Сликкер хмуро покосился на Жиля, раздраженно фыркнул и со всего размаху треснул кулаком по столу.
— Ах, ты мерзкий, пучеглазый, зубатый крысенышь! — брызгая слюной, зарычал старик. — Хочешь сказать, что я вру?
— Нет, нет! — Качая головой, Всебор встал между капитаном и Зубастиком. — Он глупый, совсем не понимает, о чем спрашивает. Его часто били по голове, вот он и поглупел.
— Да, да, меня часто били по голове, — от страха Жиль согнулся и прижался к спине Всебора. — Я совсем не думаю, о чем спрашиваю.
— А-а-а, то-то я смотрю вид у тебя придурашный! — Сликкер пренебрежительно сплюнул и, успокаиваясь, скривился в улыбке. — Ладно, ребятки, вы тут с бумажками маракуйте, а я что-нибудь пожрать сварганю.
Старик снова забурчал песню и принялся разводить огонь в походной печурке.
— И как это он не боится, что порох взорвется, — зашептал Жиль. — Тут бочонков десять, не меньше.
— Помолчал бы! — шикнул Всебор. — Как бы жратва не стала единственным вознаграждением за наш труд.
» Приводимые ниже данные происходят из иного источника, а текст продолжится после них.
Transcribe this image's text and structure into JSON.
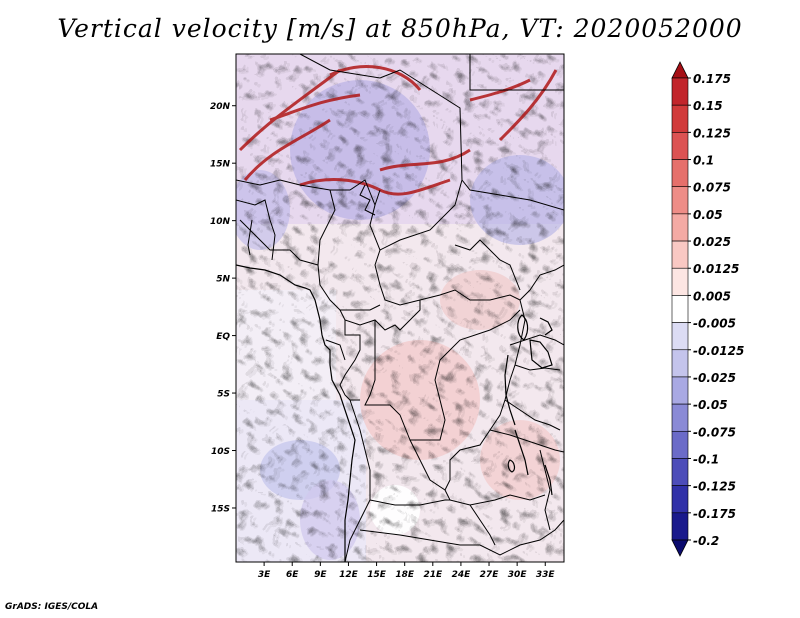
{
  "title": "Vertical velocity [m/s] at 850hPa, VT: 2020052000",
  "footer": "GrADS: IGES/COLA",
  "map": {
    "lat_labels": [
      "20N",
      "15N",
      "10N",
      "5N",
      "EQ",
      "5S",
      "10S",
      "15S"
    ],
    "lat_values": [
      20,
      15,
      10,
      5,
      0,
      -5,
      -10,
      -15
    ],
    "lon_labels": [
      "3E",
      "6E",
      "9E",
      "12E",
      "15E",
      "18E",
      "21E",
      "24E",
      "27E",
      "30E",
      "33E"
    ],
    "lon_values": [
      3,
      6,
      9,
      12,
      15,
      18,
      21,
      24,
      27,
      30,
      33
    ],
    "lat_range": [
      -19.7,
      24.5
    ],
    "lon_range": [
      0,
      35
    ]
  },
  "colorbar": {
    "labels": [
      "0.175",
      "0.15",
      "0.125",
      "0.1",
      "0.075",
      "0.05",
      "0.025",
      "0.0125",
      "0.005",
      "-0.005",
      "-0.0125",
      "-0.025",
      "-0.05",
      "-0.075",
      "-0.1",
      "-0.125",
      "-0.175",
      "-0.2"
    ],
    "colors": [
      "#a50f15",
      "#c2252b",
      "#d13a3a",
      "#dc5353",
      "#e6706b",
      "#ee8d87",
      "#f4aaa4",
      "#f9c8c3",
      "#fde6e3",
      "#ffffff",
      "#dcdcf4",
      "#c4c4ec",
      "#a9a9e3",
      "#8a8ad6",
      "#6b6bc8",
      "#4d4db9",
      "#3131a8",
      "#1a1a8c",
      "#0b0b6e"
    ]
  }
}
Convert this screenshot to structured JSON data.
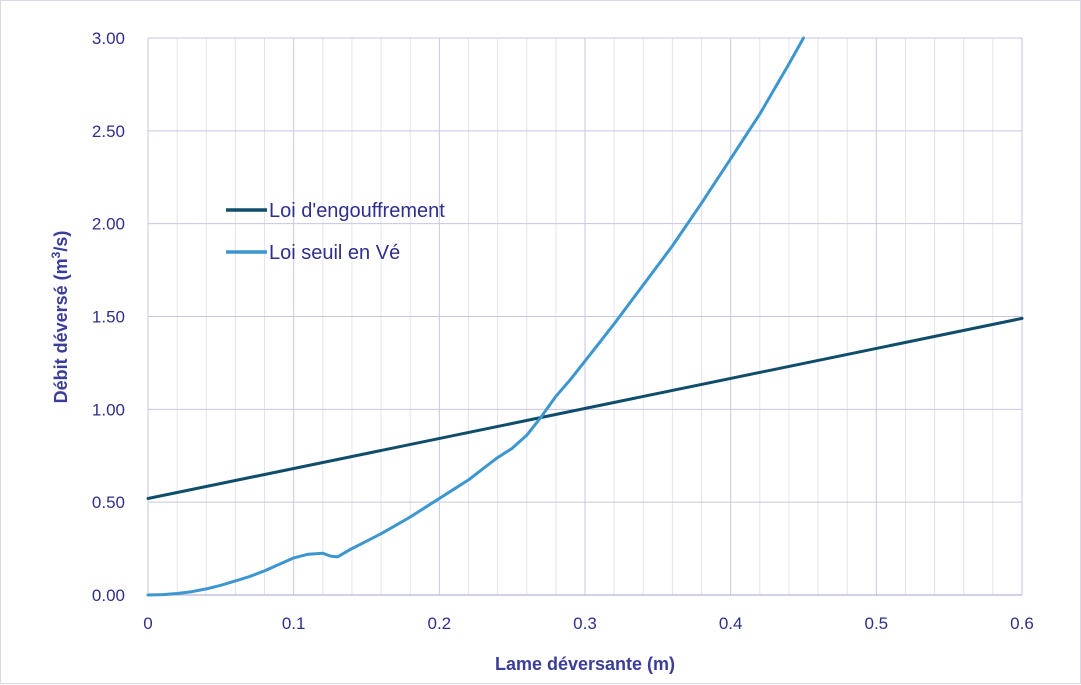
{
  "chart_data": {
    "type": "line",
    "title": "",
    "xlabel": "Lame déversante (m)",
    "ylabel_main": "Débit déversé (m",
    "ylabel_sup": "3",
    "ylabel_tail": "/s)",
    "xlim": [
      0,
      0.6
    ],
    "ylim": [
      0,
      3.0
    ],
    "x_ticks": [
      "0",
      "0.1",
      "0.2",
      "0.3",
      "0.4",
      "0.5",
      "0.6"
    ],
    "x_tick_values": [
      0,
      0.1,
      0.2,
      0.3,
      0.4,
      0.5,
      0.6
    ],
    "y_ticks": [
      "0.00",
      "0.50",
      "1.00",
      "1.50",
      "2.00",
      "2.50",
      "3.00"
    ],
    "y_tick_values": [
      0,
      0.5,
      1.0,
      1.5,
      2.0,
      2.5,
      3.0
    ],
    "x_minor_step": 0.02,
    "grid": true,
    "legend_position": "upper-left",
    "series": [
      {
        "name": "Loi d'engouffrement",
        "color": "#0f4d6b",
        "x": [
          0,
          0.6
        ],
        "y": [
          0.52,
          1.49
        ]
      },
      {
        "name": "Loi seuil en Vé",
        "color": "#3d96cf",
        "x": [
          0,
          0.01,
          0.02,
          0.03,
          0.04,
          0.05,
          0.06,
          0.07,
          0.08,
          0.09,
          0.1,
          0.11,
          0.12,
          0.125,
          0.13,
          0.14,
          0.15,
          0.16,
          0.17,
          0.18,
          0.19,
          0.2,
          0.21,
          0.22,
          0.23,
          0.24,
          0.25,
          0.26,
          0.27,
          0.28,
          0.29,
          0.3,
          0.32,
          0.34,
          0.36,
          0.38,
          0.4,
          0.42,
          0.44,
          0.45
        ],
        "y": [
          0,
          0.002,
          0.008,
          0.018,
          0.033,
          0.052,
          0.076,
          0.1,
          0.13,
          0.165,
          0.2,
          0.22,
          0.225,
          0.21,
          0.205,
          0.25,
          0.29,
          0.33,
          0.375,
          0.42,
          0.47,
          0.52,
          0.57,
          0.62,
          0.68,
          0.74,
          0.79,
          0.86,
          0.96,
          1.07,
          1.16,
          1.26,
          1.46,
          1.67,
          1.88,
          2.11,
          2.35,
          2.59,
          2.86,
          3.0
        ]
      }
    ]
  }
}
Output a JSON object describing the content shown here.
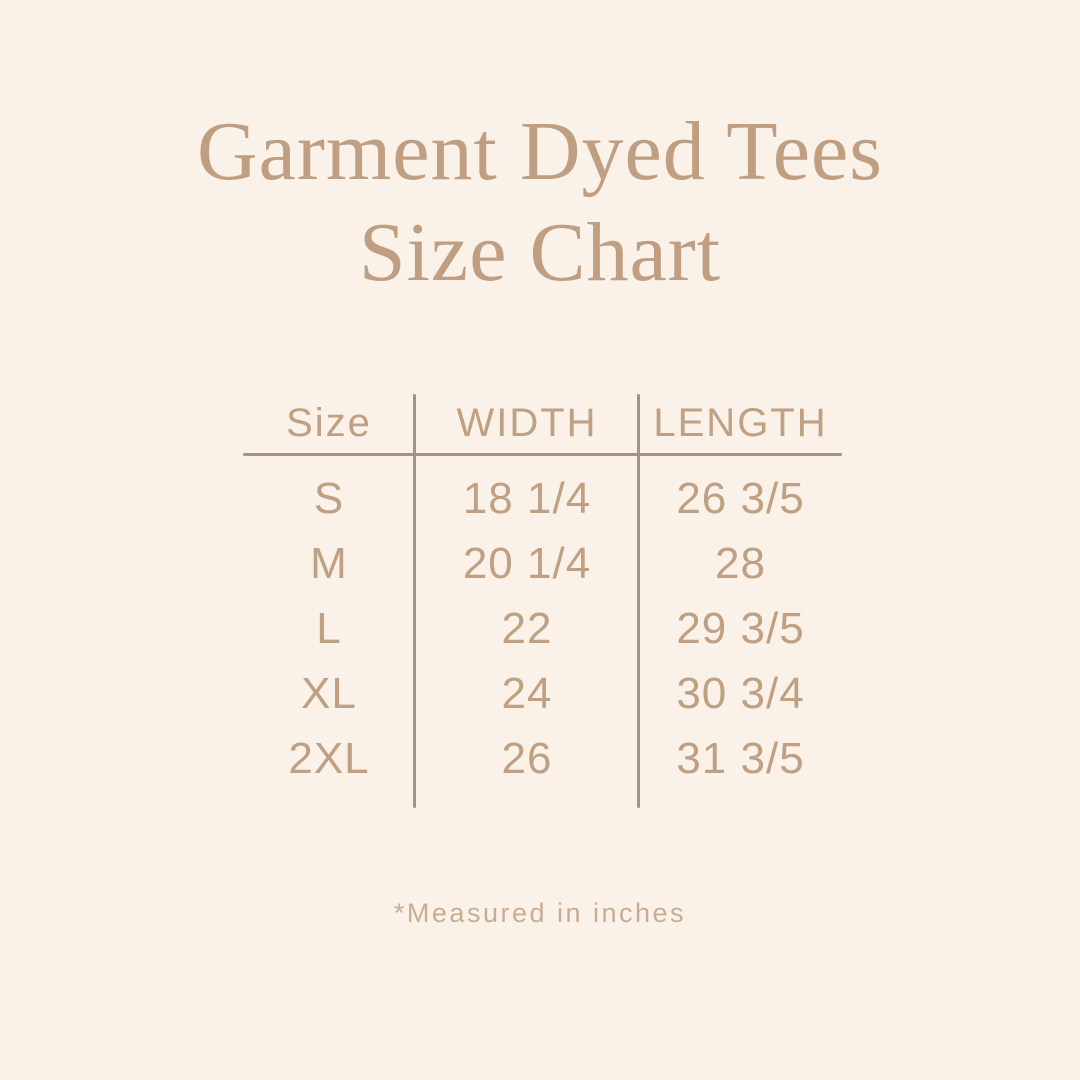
{
  "title": {
    "line1": "Garment Dyed Tees",
    "line2": "Size Chart"
  },
  "table": {
    "headers": [
      "Size",
      "WIDTH",
      "LENGTH"
    ],
    "rows": [
      {
        "size": "S",
        "width": "18 1/4",
        "length": "26 3/5"
      },
      {
        "size": "M",
        "width": "20 1/4",
        "length": "28"
      },
      {
        "size": "L",
        "width": "22",
        "length": "29 3/5"
      },
      {
        "size": "XL",
        "width": "24",
        "length": "30 3/4"
      },
      {
        "size": "2XL",
        "width": "26",
        "length": "31 3/5"
      }
    ]
  },
  "footnote": "*Measured in inches",
  "colors": {
    "background": "#FAF1E8",
    "title": "#C09E81",
    "table_text": "#BFA083",
    "line": "#A7917F",
    "footnote_text": "#C9AD93"
  }
}
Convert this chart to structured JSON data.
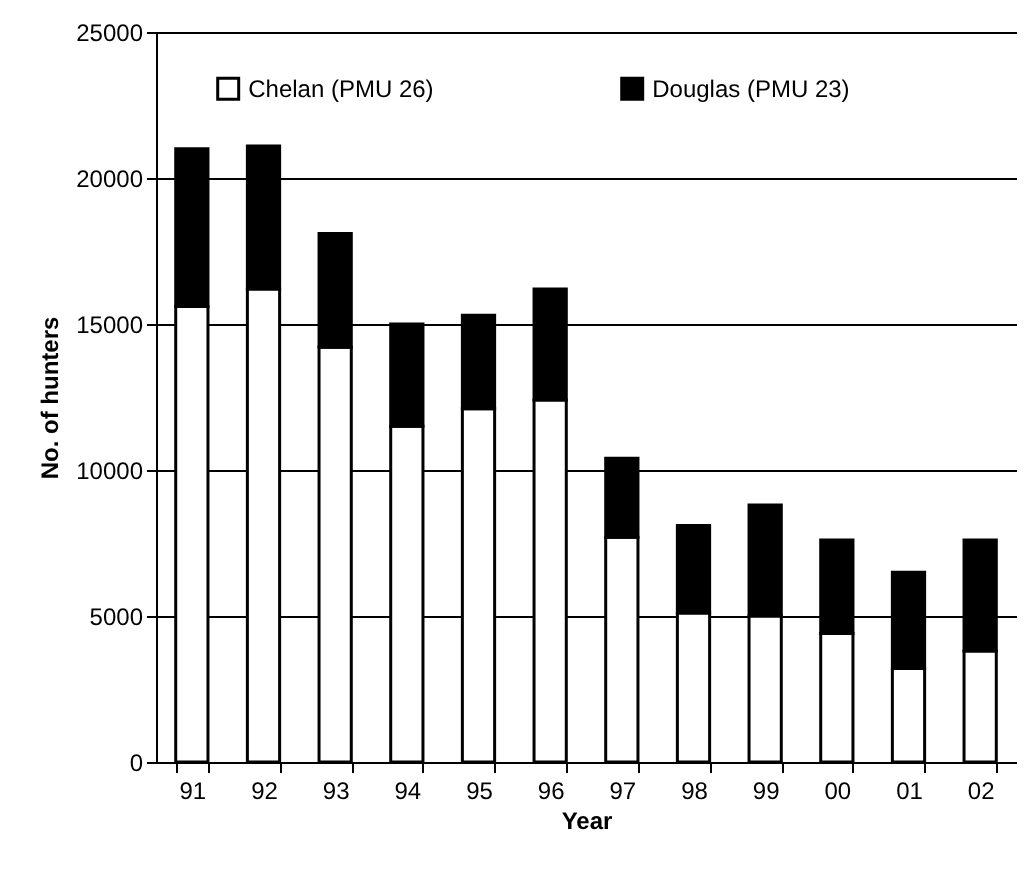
{
  "chart_data": {
    "type": "bar",
    "stacked": true,
    "xlabel": "Year",
    "ylabel": "No. of hunters",
    "categories": [
      "91",
      "92",
      "93",
      "94",
      "95",
      "96",
      "97",
      "98",
      "99",
      "00",
      "01",
      "02"
    ],
    "series": [
      {
        "name": "Chelan (PMU 26)",
        "color": "#ffffff",
        "values": [
          15600,
          16200,
          14200,
          11500,
          12100,
          12400,
          7700,
          5100,
          5000,
          4400,
          3200,
          3800
        ]
      },
      {
        "name": "Douglas (PMU 23)",
        "color": "#000000",
        "values": [
          5400,
          4900,
          3900,
          3500,
          3200,
          3800,
          2700,
          3000,
          3800,
          3200,
          3300,
          3800
        ]
      }
    ],
    "ylim": [
      0,
      25000
    ],
    "yticks": [
      0,
      5000,
      10000,
      15000,
      20000,
      25000
    ],
    "grid": "y",
    "legend": "top"
  }
}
И все из-за тебя!
Жиль прикусил губу и хмуро покосился на Сликкера, который так увлекся, что больше не замечал никого вокруг. Капитан подвесил над огнем закопченный помятый котел и от души плеснул воды.
На работу ушло не больше получаса. О каком-либо переводе речи не шло. Капитан подсунул Всебору обычную таможенную декларацию, которую следовало аккуратно заполнить и внести данные о грузе. Занятие оказалось рутинным и скучным: Жиль пыхтел над списком товаров, а Всебор со свойственной ему щепетильностью записывал все в амбарную книгу. Разнообразие товаров, которые хранились в трюмах «Пьяного краба» потрясали воображение, и это не могло не вызвать подозрений. Судя по длиннущему списку и гипотетической цене имущества, Сликкер мог считать себя богачом, но при этом старый ворчун не выказывал особой радости, так словно брюхо корабля, было набито тюками с тряпками.
— «Или старику наплевать. Или он не знает истинной цены груза», — Всебор посмотрел на Жиля, и кивком указал на Сликкера.
Напевая под нос какую-то похабную песенку, капитан лихо орудовал тесаком.
— Думаешь, он того!? — изображая мертвеца, скривился Жиль. — Пират?
— Тихо ты! — осадил Всебор. — Смотри у меня! Помалкивай!
Он собрал листы в аккуратную стопку, перевязал лентой.
— У нас все готово! — со всей учтивостью, произнес он. — Как говорится: по трудам и награда. Верно!?
— И у меня почти все готово! — бросил старик. — Пару дней назад один кашалот кое — что из себя изрыгнул. Так я подобрал.
Сликкер зачерпнул из котла половником и показал розоватые лохмотья.
— Спрут! Не могу отказать в удовольствии поглумиться над этими вонючками, — хохотнул Сликкер. — Сначала они меня жрали, теперь я их.